Gold nanoclusters (AuNCs) with a core size approaching the Fermi wavelength of conduction electrons (typically less than 2 nm) consist of a few to hundreds of gold atoms.^37,38 Due to their excellent biocompatibility, chemical inertness, strong fluorescence emission, and tunable surface functionalization, AuNCs have attracted special interest in the field of bioimaging and biolabeling.^39–41 Recent investigations have explored a growing number of AuNC nanocomposites for disease diagnostic and therapeutic applications, including CRISPR/Cas9 system delivery.^17,42,43 For example, Jiang's group prepared nanocarriers with AuNC cores and lipid shells, which could efficiently deliver Cas9 proteins and sgRNA plasmids for melanoma therapy.¹⁷ Ju et al. reported nanohybrids of Cas9 proteins and AuNCs for efficient inactivation of virus oncogenes.⁹ Nevertheless, to the best of our knowledge, no reports have explored AuNC nanocomponents as nanocarriers to deliver Cas9–sgRNA plasmids effectively for genome editing.

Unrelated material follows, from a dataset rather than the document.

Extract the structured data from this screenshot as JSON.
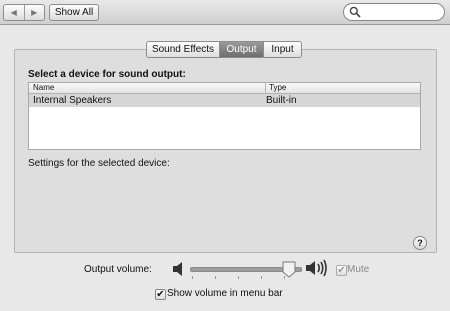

Herein, we develop a nanoplatform for Cas9–sgRNA plasmid delivery based on protamine-functionalized AuNCs for effective genome editing (Scheme 1). Protamines are highly cationic nuclear proteins with rich arginine residues (up to 67%), and they are natural chromatin components in sperm.^44–47 The cationic protamines are well known to densely package anionic DNA molecules to assist in forming a compact structure during spermatogenesis and deliver DNA to the egg nucleus following fertilization.^48,49 Therefore, protamines with cell-penetrating properties and nucleus-targeting abilities have great potential for effective gene delivery into cells.^50,51 In addition, previous research indicated that the attachment of protamines to gold nanomaterials could significantly enhance the resistance of the protamines to protease degradation.⁵² These characteristics of protamines, combined with their good water solubility and excellent natural biocompatibility, make them ideal candidates for synthesis of protamine-templated AuNCs with highly positive charges for efficient Cas9/sgRNA plasmid delivery.^44,51,53 In this study, we find that the synthesized protamine–AuNCs can efficiently complex with Cas9/sgRNA plasmids and deliver the plasmids into target cells, which can effectively knock out the target HPV gene, making protamine–AuNCs attractive candidates for gene therapy. Moreover, the protamine–AuNCs with excellent cell nucleus-targeting ability and photoluminescence characteristics endow our nanoplatform with the functionality of bioimaging. To the best of our knowledge, this is the first example of applying protamine-templated AuNCs as gene nanocarriers to deliver Cas9–sgRNA plasmids. The proposed work can help to expand the novel applications of AuNCs in biomedicine and biotechnology.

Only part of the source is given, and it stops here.